Confesso que jamais imaginei que, naquele dia, em meio à labuta de sempre, eu seria contemplada com cenas tão bonitas, pensamentos tão elevados, tão diferentes daqueles com que somos frequentemente infectadas nesses nossos tempos caóticos. Tive orgulho de descender de tão nobres pais! E compreendi como deve ser o relacionamento entre “os filhos de Adão”, dentro da família e na sociedade retamente edificada: a mulher, cuja missão vemos plasmada na alma feminina de Eva, humilde, cheia de bondade, de admiração, de submissão. E o homem, “matriz para uma ordem humana ideal”[1], nascido com o dom de sabedoria infusa, forte de corpo e de alma, misericordioso, amante do bom, do belo e do verdadeiro, enlevado pelas qualidades de que Deus dotara sua companheira e que o completam.

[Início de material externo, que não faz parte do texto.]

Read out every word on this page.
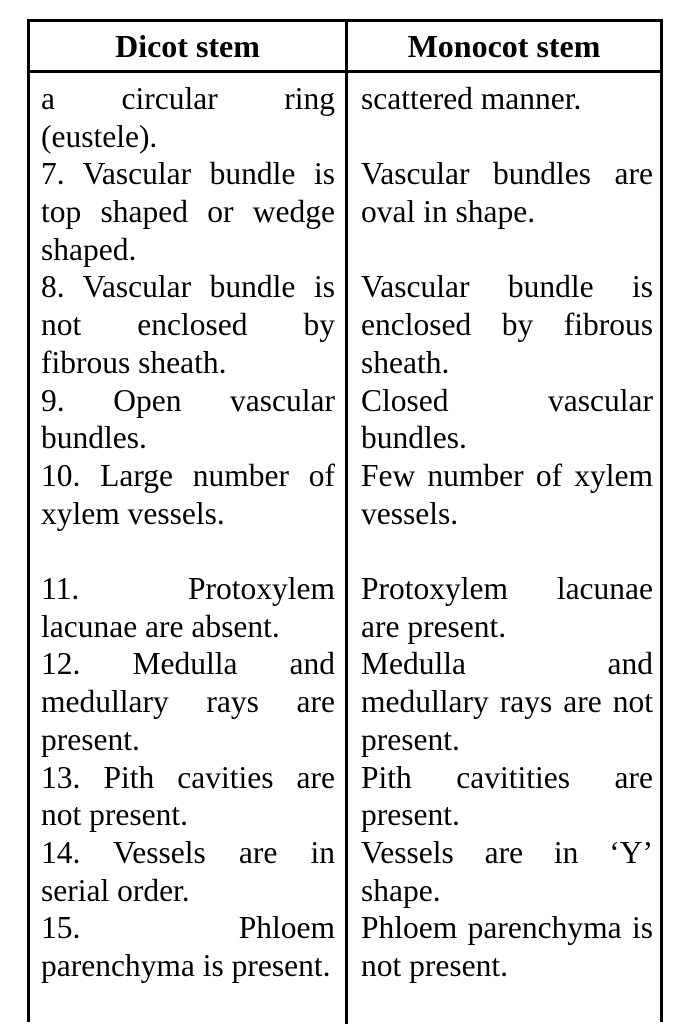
Dicot stem	Monocot stem

a circular ring (eustele).

7. Vascular bundle is top shaped or wedge shaped.

8. Vascular bundle is not enclosed by fibrous sheath.

9. Open vascular bundles.

10. Large number of xylem vessels.

11. Protoxylem lacunae are absent.

12. Medulla and medullary rays are present.

13. Pith cavities are not present.

14. Vessels are in serial order.

15. Phloem parenchyma is present.

scattered manner.

Vascular bundles are oval in shape.

Vascular bundle is enclosed by fibrous sheath.

Closed vascular bundles.

Few number of xylem vessels.

Protoxylem lacunae are present.

Medulla and medullary rays are not present.

Pith cavitities are present.

Vessels are in ‘Y’ shape.

Phloem parenchyma is not present.
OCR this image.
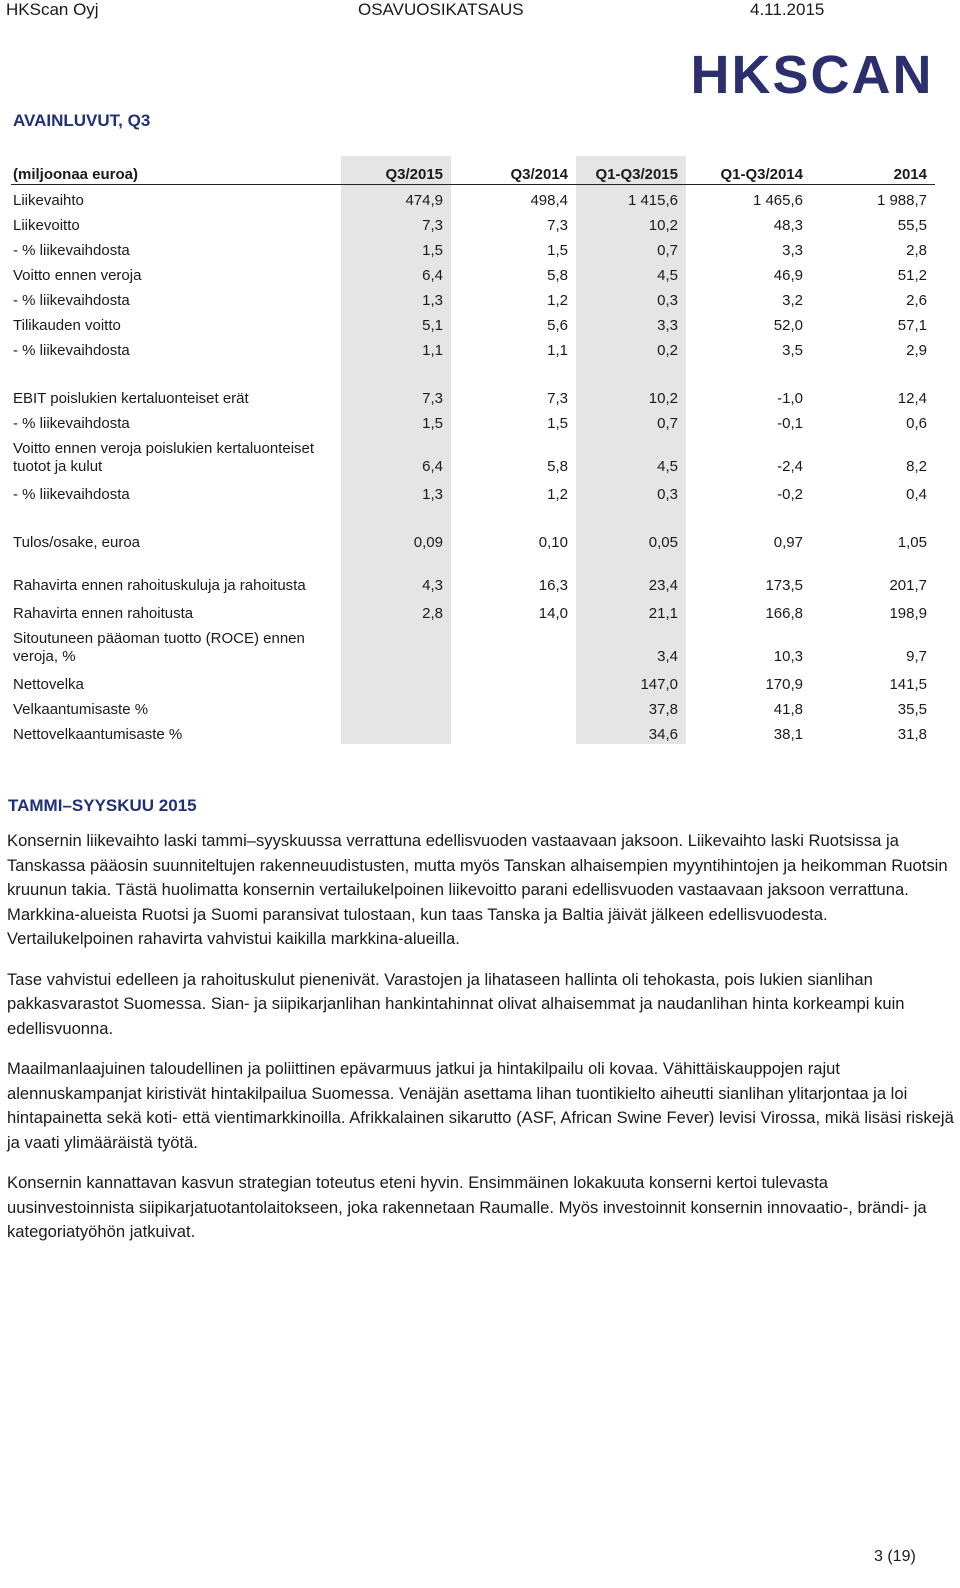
HKScan Oyj	OSAVUOSIKATSAUS	4.11.2015
HKSCAN
AVAINLUVUT, Q3
(miljoonaa euroa)	Q3/2015	Q3/2014	Q1-Q3/2015	Q1-Q3/2014	2014
Liikevaihto	474,9	498,4	1 415,6	1 465,6	1 988,7
Liikevoitto	7,3	7,3	10,2	48,3	55,5
- % liikevaihdosta	1,5	1,5	0,7	3,3	2,8
Voitto ennen veroja	6,4	5,8	4,5	46,9	51,2
- % liikevaihdosta	1,3	1,2	0,3	3,2	2,6
Tilikauden voitto	5,1	5,6	3,3	52,0	57,1
- % liikevaihdosta	1,1	1,1	0,2	3,5	2,9

EBIT poislukien kertaluonteiset erät	7,3	7,3	10,2	-1,0	12,4
- % liikevaihdosta	1,5	1,5	0,7	-0,1	0,6
Voitto ennen veroja poislukien kertaluonteiset tuotot ja kulut	6,4	5,8	4,5	-2,4	8,2
- % liikevaihdosta	1,3	1,2	0,3	-0,2	0,4

Tulos/osake, euroa	0,09	0,10	0,05	0,97	1,05
Rahavirta ennen rahoituskuluja ja rahoitusta	4,3	16,3	23,4	173,5	201,7
Rahavirta ennen rahoitusta	2,8	14,0	21,1	166,8	198,9
Sitoutuneen pääoman tuotto (ROCE) ennen veroja, %			3,4	10,3	9,7
Nettovelka			147,0	170,9	141,5
Velkaantumisaste %			37,8	41,8	35,5
Nettovelkaantumisaste %			34,6	38,1	31,8
TAMMI–SYYSKUU 2015

Konsernin liikevaihto laski tammi–syyskuussa verrattuna edellisvuoden vastaavaan jaksoon. Liikevaihto laski Ruotsissa ja Tanskassa pääosin suunniteltujen rakenneuudistusten, mutta myös Tanskan alhaisempien myyntihintojen ja heikomman Ruotsin kruunun takia. Tästä huolimatta konsernin vertailukelpoinen liikevoitto parani edellisvuoden vastaavaan jaksoon verrattuna. Markkina-alueista Ruotsi ja Suomi paransivat tulostaan, kun taas Tanska ja Baltia jäivät jälkeen edellisvuodesta. Vertailukelpoinen rahavirta vahvistui kaikilla markkina-alueilla.

Tase vahvistui edelleen ja rahoituskulut pienenivät. Varastojen ja lihataseen hallinta oli tehokasta, pois lukien sianlihan pakkasvarastot Suomessa. Sian- ja siipikarjanlihan hankintahinnat olivat alhaisemmat ja naudanlihan hinta korkeampi kuin edellisvuonna.

Maailmanlaajuinen taloudellinen ja poliittinen epävarmuus jatkui ja hintakilpailu oli kovaa. Vähittäiskauppojen rajut alennuskampanjat kiristivät hintakilpailua Suomessa. Venäjän asettama lihan tuontikielto aiheutti sianlihan ylitarjontaa ja loi hintapainetta sekä koti- että vientimarkkinoilla. Afrikkalainen sikarutto (ASF, African Swine Fever) levisi Virossa, mikä lisäsi riskejä ja vaati ylimääräistä työtä.

Konsernin kannattavan kasvun strategian toteutus eteni hyvin. Ensimmäinen lokakuuta konserni kertoi tulevasta uusinvestoinnista siipikarjatuotantolaitokseen, joka rakennetaan Raumalle. Myös investoinnit konsernin innovaatio-, brändi- ja kategoriatyöhön jatkuivat.

3 (19)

Enquanto o programa prosseguia com uma palestra em que se explicitavam todas essas ideias, aplicando-as a situações concretas, levantei-me lentamente e, do auditório, dirigi-me à capela. Ajoelhei-me diante do sacrário; certificando-me de que ninguém me via, inclinei-me e cruzei os braços sobre o peito, como tinha feito um dos Anjos em sinal de adoração. Eu estava ali com Deus, com “Aquele que veio resgatar a humanidade, tirá-la das sombras da morte e restabelecê-la no estado de graça, através da imolação que Ele fez de Si mesmo no alto da Cruz.”[2] Adorei-O. Ali, no tabernáculo, estava o Deus e Homem, portanto, o filho de Adão! O novo Adão! Subindo os olhos para o retábulo de pedra, vi a imagem de Maria Santíssima iluminada, e compreendi: Ela é a nova Eva, a Mãe da mãe de todos os homens, perfeita, sem mácula; e dela sou filha! Gratidão!